The WHO releases preliminary findings from a study that show the global burden of foodborne diseases. World Health Day - April 7 - is dedicated to food safety
Geneva, Switzerland – The World Health Organization (WHO) is dedicating its World Health Day on April 7 to the issue of food safety.
The organization is also calling on a coordinated cross-border effort across the entire food supply chain to help make food safe.
The theme for World Health Day is “From farm to plate, make food safe.”
“Food production has been industrialized and its trade and distribution have been globalized,” says Dr.

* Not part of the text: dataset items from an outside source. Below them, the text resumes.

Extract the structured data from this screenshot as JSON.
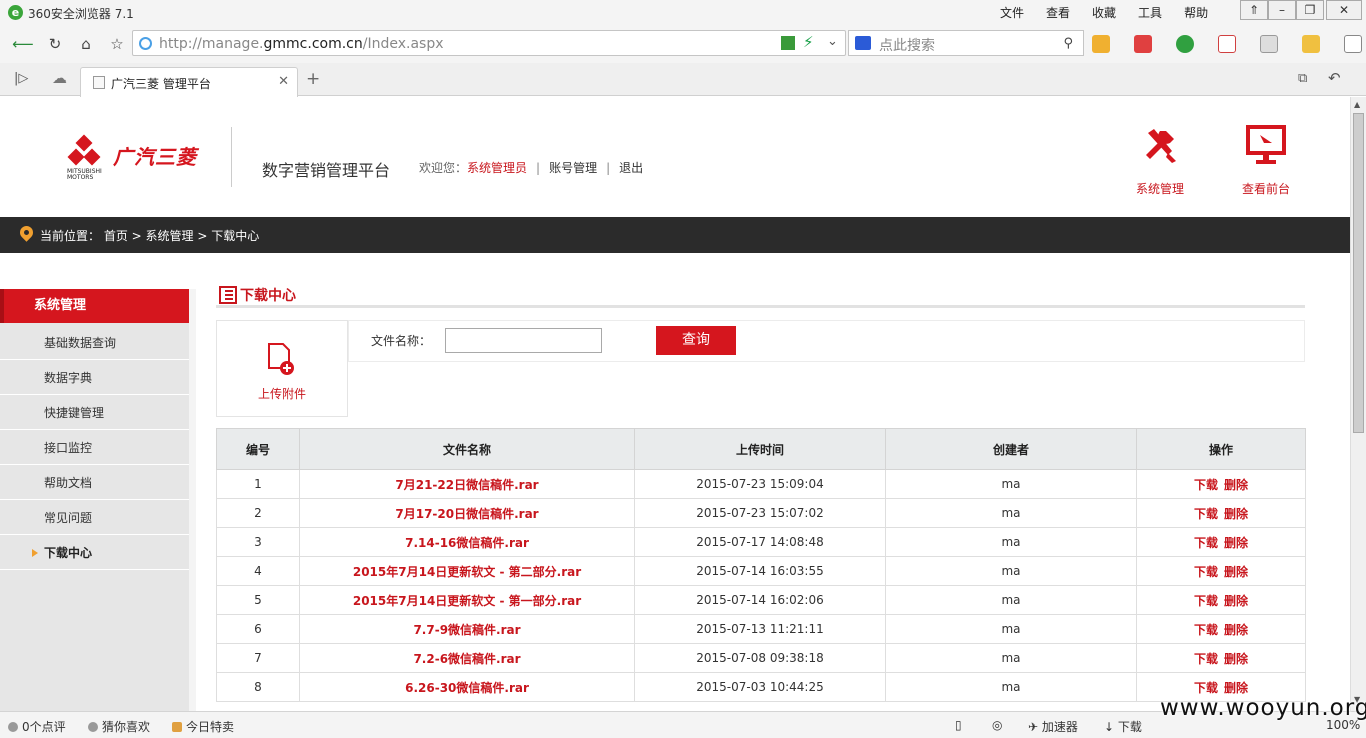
{
  "browser": {
    "title": "360安全浏览器 7.1",
    "menus": [
      "文件",
      "查看",
      "收藏",
      "工具",
      "帮助"
    ],
    "url_prefix": "http://manage.",
    "url_domain": "gmmc.com.cn",
    "url_suffix": "/Index.aspx",
    "search_placeholder": "点此搜索",
    "tab_title": "广汽三菱  管理平台"
  },
  "header": {
    "brand_text": "广汽三菱",
    "brand_small": "MITSUBISHI MOTORS",
    "platform_title": "数字营销管理平台",
    "welcome_prefix": "欢迎您：",
    "user": "系统管理员",
    "account_link": "账号管理",
    "logout_link": "退出",
    "sys_admin_label": "系统管理",
    "view_front_label": "查看前台"
  },
  "breadcrumb": {
    "prefix": "当前位置：",
    "path": "首页 > 系统管理 > 下载中心"
  },
  "sidebar": {
    "heading": "系统管理",
    "items": [
      {
        "label": "基础数据查询"
      },
      {
        "label": "数据字典"
      },
      {
        "label": "快捷键管理"
      },
      {
        "label": "接口监控"
      },
      {
        "label": "帮助文档"
      },
      {
        "label": "常见问题"
      },
      {
        "label": "下载中心",
        "active": true
      }
    ]
  },
  "main": {
    "section_title": "下载中心",
    "upload_label": "上传附件",
    "filter_label": "文件名称：",
    "filter_value": "",
    "query_button": "查询",
    "columns": [
      "编号",
      "文件名称",
      "上传时间",
      "创建者",
      "操作"
    ],
    "download_label": "下载",
    "delete_label": "删除",
    "rows": [
      {
        "id": "1",
        "name": "7月21-22日微信稿件.rar",
        "time": "2015-07-23 15:09:04",
        "creator": "ma"
      },
      {
        "id": "2",
        "name": "7月17-20日微信稿件.rar",
        "time": "2015-07-23 15:07:02",
        "creator": "ma"
      },
      {
        "id": "3",
        "name": "7.14-16微信稿件.rar",
        "time": "2015-07-17 14:08:48",
        "creator": "ma"
      },
      {
        "id": "4",
        "name": "2015年7月14日更新软文 - 第二部分.rar",
        "time": "2015-07-14 16:03:55",
        "creator": "ma"
      },
      {
        "id": "5",
        "name": "2015年7月14日更新软文 - 第一部分.rar",
        "time": "2015-07-14 16:02:06",
        "creator": "ma"
      },
      {
        "id": "6",
        "name": "7.7-9微信稿件.rar",
        "time": "2015-07-13 11:21:11",
        "creator": "ma"
      },
      {
        "id": "7",
        "name": "7.2-6微信稿件.rar",
        "time": "2015-07-08 09:38:18",
        "creator": "ma"
      },
      {
        "id": "8",
        "name": "6.26-30微信稿件.rar",
        "time": "2015-07-03 10:44:25",
        "creator": "ma"
      }
    ]
  },
  "statusbar": {
    "comments": "0个点评",
    "guess": "猜你喜欢",
    "deals": "今日特卖",
    "accelerator": "加速器",
    "download": "下载",
    "zoom": "100%"
  },
  "watermark": "www.wooyun.org",
  "colors": {
    "accent": "#d5161e",
    "dark_bar": "#2b2b2b"
  }
}
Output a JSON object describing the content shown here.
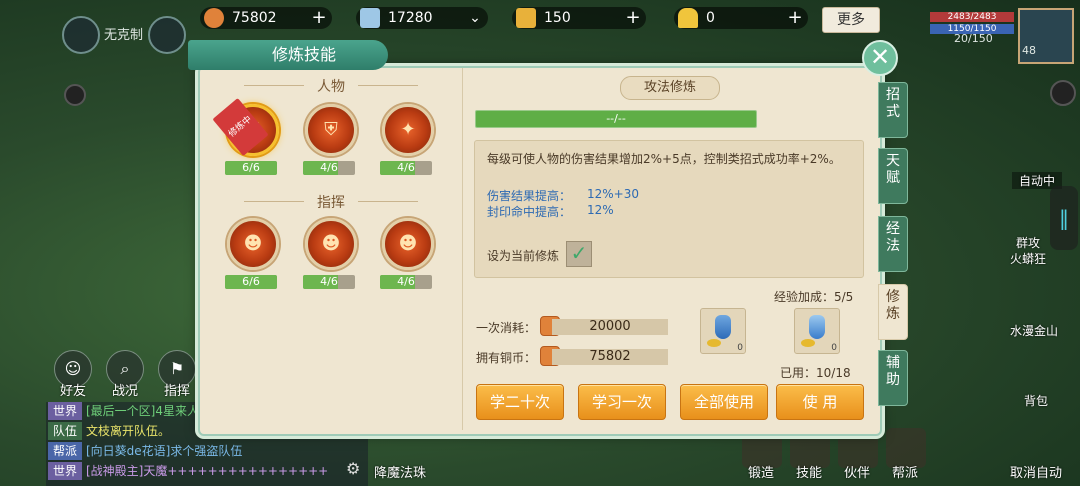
{
  "currencies": [
    {
      "icon": "copper-coin-icon",
      "value": "75802",
      "action": "+"
    },
    {
      "icon": "scroll-icon",
      "value": "17280",
      "action": "⌄"
    },
    {
      "icon": "gold-scroll-icon",
      "value": "150",
      "action": "+"
    },
    {
      "icon": "gold-ingot-icon",
      "value": "0",
      "action": "+"
    }
  ],
  "more_label": "更多",
  "hud": {
    "mode_label": "无克制",
    "hp": "2483/2483",
    "mp": "1150/1150",
    "sp": "20/150",
    "level": "48",
    "auto_label": "自动中",
    "side_items": [
      "群攻",
      "火蟒狂",
      "水漫金山",
      "背包"
    ]
  },
  "left_buttons": [
    {
      "label": "好友",
      "icon": "friends-icon"
    },
    {
      "label": "战况",
      "icon": "search-icon"
    },
    {
      "label": "指挥",
      "icon": "flag-icon"
    }
  ],
  "chat": [
    {
      "tag": "世界",
      "text": "[最后一个区]4星来人"
    },
    {
      "tag": "队伍",
      "text": "文枝离开队伍。"
    },
    {
      "tag": "帮派",
      "text": "[向日葵de花语]求个强盗队伍"
    },
    {
      "tag": "世界",
      "text": "[战神殿主]天魔++++++++++++++++"
    }
  ],
  "bottom_bar": [
    "降魔法珠",
    "锻造",
    "技能",
    "伙伴",
    "帮派",
    "取消自动"
  ],
  "dialog": {
    "title": "修炼技能",
    "close": "✕",
    "sections": [
      {
        "title": "人物",
        "skills": [
          {
            "name": "attack-cultivation",
            "level": "6/6",
            "progress": 1.0,
            "badge": "修炼中",
            "active": true
          },
          {
            "name": "defense-cultivation",
            "level": "4/6",
            "progress": 0.667,
            "badge": "",
            "active": false
          },
          {
            "name": "magic-cultivation",
            "level": "4/6",
            "progress": 0.667,
            "badge": "",
            "active": false
          }
        ]
      },
      {
        "title": "指挥",
        "skills": [
          {
            "name": "command-1",
            "level": "6/6",
            "progress": 1.0,
            "badge": "",
            "active": false
          },
          {
            "name": "command-2",
            "level": "4/6",
            "progress": 0.667,
            "badge": "",
            "active": false
          },
          {
            "name": "command-3",
            "level": "4/6",
            "progress": 0.667,
            "badge": "",
            "active": false
          }
        ]
      }
    ],
    "detail": {
      "header": "攻法修炼",
      "exp_text": "--/--",
      "description": "每级可使人物的伤害结果增加2%+5点，控制类招式成功率+2%。",
      "stats": [
        {
          "label": "伤害结果提高：",
          "value": "12%+30"
        },
        {
          "label": "封印命中提高：",
          "value": "12%"
        }
      ],
      "set_current_label": "设为当前修炼",
      "set_current_checked": "✓",
      "cost_once_label": "一次消耗：",
      "cost_once_value": "20000",
      "owned_label": "拥有铜币：",
      "owned_value": "75802",
      "exp_bonus_label": "经验加成：5/5",
      "used_label": "已用：10/18",
      "items": [
        {
          "count": "0"
        },
        {
          "count": "0"
        }
      ],
      "buttons": {
        "learn_twenty": "学二十次",
        "learn_once": "学习一次",
        "use_all": "全部使用",
        "use": "使 用"
      }
    },
    "tabs": [
      "招式",
      "天赋",
      "经法",
      "修炼",
      "辅助"
    ],
    "active_tab": "修炼"
  }
}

Margaret Chan, the WHO’s Director-General, in a statement.
“These changes introduce multiple new opportunities for food to become contaminated with harmful bacteria, viruses, parasites, or chemicals.”
Some important results are related to enteric infections caused by viruses, bacteria and protozoa that enter the body when consumers ingest contaminated food.
Initial FERG figures, from 2010, show that:
• there were an estimated 582 million cases of 22 different foodborne enteric diseases and 351,000 associated deaths;
• the enteric disease agents responsible for most deaths were Salmonella Typhi (52,000 deaths), enteropathogenic E. coli (37,000) and norovirus (35,000);
• the African region recorded the highest disease burden for enteric foodborne disease, followed by South-East Asia;
• more than 40% of people suffering from enteric diseases caused by contaminated food were children under age 5.
Unsafe food is also an economic issue, especially in a globalized world.
Germany’s 2011 E.coli outbreak reportedly caused US$1.3 billion in losses for farmers and industries and US$236 million in emergency aid payments to 22 European Union Member States.
The WHO says developing better food safety systems that drive collective government and public action can help to prevent foodborne illnesses. More effective and rapid communication during a food safety emergency can also keep help to keep consumers safe.